El catálogo adjunto muestra todas las obras presentadas, las introduce con comentarios individuales y, en forma de ensayos introductorios, delimita el horizonte temporal respectivo (Michael Imhof Verlag, 176 páginas, edición alemana, 25 euros). La publicación está disponible en www.freunde-der-kunsthalle.de y en la tienda del museo. Para acompañar la visita a la exposición, así como para la preparación previa y/o posterior, en la aplicación de la Hamburger Kunsthalle está disponible una audioguía gratuita para descargar (4 euros con dispositivo de préstamo). Presenta 14 obras, así como la Entrada de Carlos V en Amberes, para la cual también se pueden obtener informaciones animadas sobre figuras individuales de la pintura como aplicación de realidad aumentada. La mediación de la exposición también incluye un folleto acompañante que informa sobre los hilos temáticos de la sala y se puede llevar de forma gratuita. Además, este folleto responde a preguntas críticas colocadas en la sala, que tienen como objetivo dar a los visitantes ideas para reflexionar. Dos libros en la sala – Makart Antes y Makart Ahora – permiten comprender la recepción ambivalente de la pintura de Makart desde sus inicios y animan a los visitantes a continuarla desde nuestra perspectiva actual. Para ello también se puede utilizar el hashtag #MakartNow en las redes sociales. Con motivo de MAKING HISTORY y la consecuente reestructuración de la Sala Makart, también se creó la película 50 metros cuadrados de afrenta, que documenta la génesis del proyecto, la revelación del monumental cuadro cubierto, así como su restauración y nueva presentación e incorpora las reacciones de los visitantes (25 min). La película se podrá ver en la Kunsthalle a partir de finales de octubre de 2020.
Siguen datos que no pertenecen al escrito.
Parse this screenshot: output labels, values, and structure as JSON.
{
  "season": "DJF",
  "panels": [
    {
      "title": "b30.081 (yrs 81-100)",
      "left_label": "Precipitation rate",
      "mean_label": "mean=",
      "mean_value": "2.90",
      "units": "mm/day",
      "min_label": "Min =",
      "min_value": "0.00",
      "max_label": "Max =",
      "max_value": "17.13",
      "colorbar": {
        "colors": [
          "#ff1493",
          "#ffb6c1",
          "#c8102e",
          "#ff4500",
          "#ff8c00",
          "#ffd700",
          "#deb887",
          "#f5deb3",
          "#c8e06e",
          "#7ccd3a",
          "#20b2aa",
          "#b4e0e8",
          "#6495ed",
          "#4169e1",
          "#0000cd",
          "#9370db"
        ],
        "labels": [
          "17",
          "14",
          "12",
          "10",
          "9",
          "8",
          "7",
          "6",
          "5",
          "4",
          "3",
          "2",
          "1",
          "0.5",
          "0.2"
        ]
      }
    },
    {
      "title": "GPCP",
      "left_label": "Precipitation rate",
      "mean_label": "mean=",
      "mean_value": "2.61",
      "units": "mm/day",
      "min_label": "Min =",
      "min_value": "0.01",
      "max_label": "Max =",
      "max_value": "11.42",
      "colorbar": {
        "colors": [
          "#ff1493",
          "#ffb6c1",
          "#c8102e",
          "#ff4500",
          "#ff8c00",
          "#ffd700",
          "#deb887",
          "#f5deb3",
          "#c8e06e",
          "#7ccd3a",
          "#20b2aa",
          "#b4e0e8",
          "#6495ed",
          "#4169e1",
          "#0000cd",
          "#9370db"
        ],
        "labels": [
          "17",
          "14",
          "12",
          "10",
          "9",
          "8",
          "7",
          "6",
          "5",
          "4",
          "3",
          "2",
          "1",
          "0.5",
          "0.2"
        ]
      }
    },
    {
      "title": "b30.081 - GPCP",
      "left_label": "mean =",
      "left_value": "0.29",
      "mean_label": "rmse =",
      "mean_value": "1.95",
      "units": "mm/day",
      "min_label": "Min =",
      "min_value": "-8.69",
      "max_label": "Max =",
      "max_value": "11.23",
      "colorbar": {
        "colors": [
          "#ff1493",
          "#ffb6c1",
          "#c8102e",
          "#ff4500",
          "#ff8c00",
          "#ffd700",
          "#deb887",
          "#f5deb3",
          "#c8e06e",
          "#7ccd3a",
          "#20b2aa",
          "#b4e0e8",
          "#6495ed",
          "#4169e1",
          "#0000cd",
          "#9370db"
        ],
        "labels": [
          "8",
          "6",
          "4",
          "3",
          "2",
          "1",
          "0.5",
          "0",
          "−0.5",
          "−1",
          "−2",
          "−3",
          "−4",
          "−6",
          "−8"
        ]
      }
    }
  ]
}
La monumental composición de Hans Makart (1840–1884) muestra la eufórica entrada festiva del joven emperador Carlos V (1500–1558) en la ciudad portuaria de Amberes el 23 de septiembre de 1520. Albrecht Dürer (1471–1528) estuvo presente en las festividades y registró la experiencia en su Diario de viaje por los Países Bajos. Más de 300 años después, Makart se basó en esta fuente. Sin embargo, en la época de Carlos V era común en tales ocasiones que mujeres desnudas representaran ciertas alegorías como «cuadros vivientes». La mayoría de ellas se encontraban en tribunas muy por encima de la acción. En la representación de Makart, las mujeres están, en el sentido literal de la palabra, sometidas al poseedor del poder. Evidentemente, estaba más interesado en la puesta en escena provocativa que en una representación fiable de los acontecimientos reales. Después de una imponente gira de exposiciones con cientos de miles de visitantes desde Viena a través de Basilea y París hasta Dresde y Londres, la representativa pintura se exhibió en la Hamburger Kunsthalle a partir de 1881. A partir de 1939 estuvo en el depósito, antes de ser presentada de nuevo en su lugar original en 1981, 100 años después de su primera presentación, hasta 2016.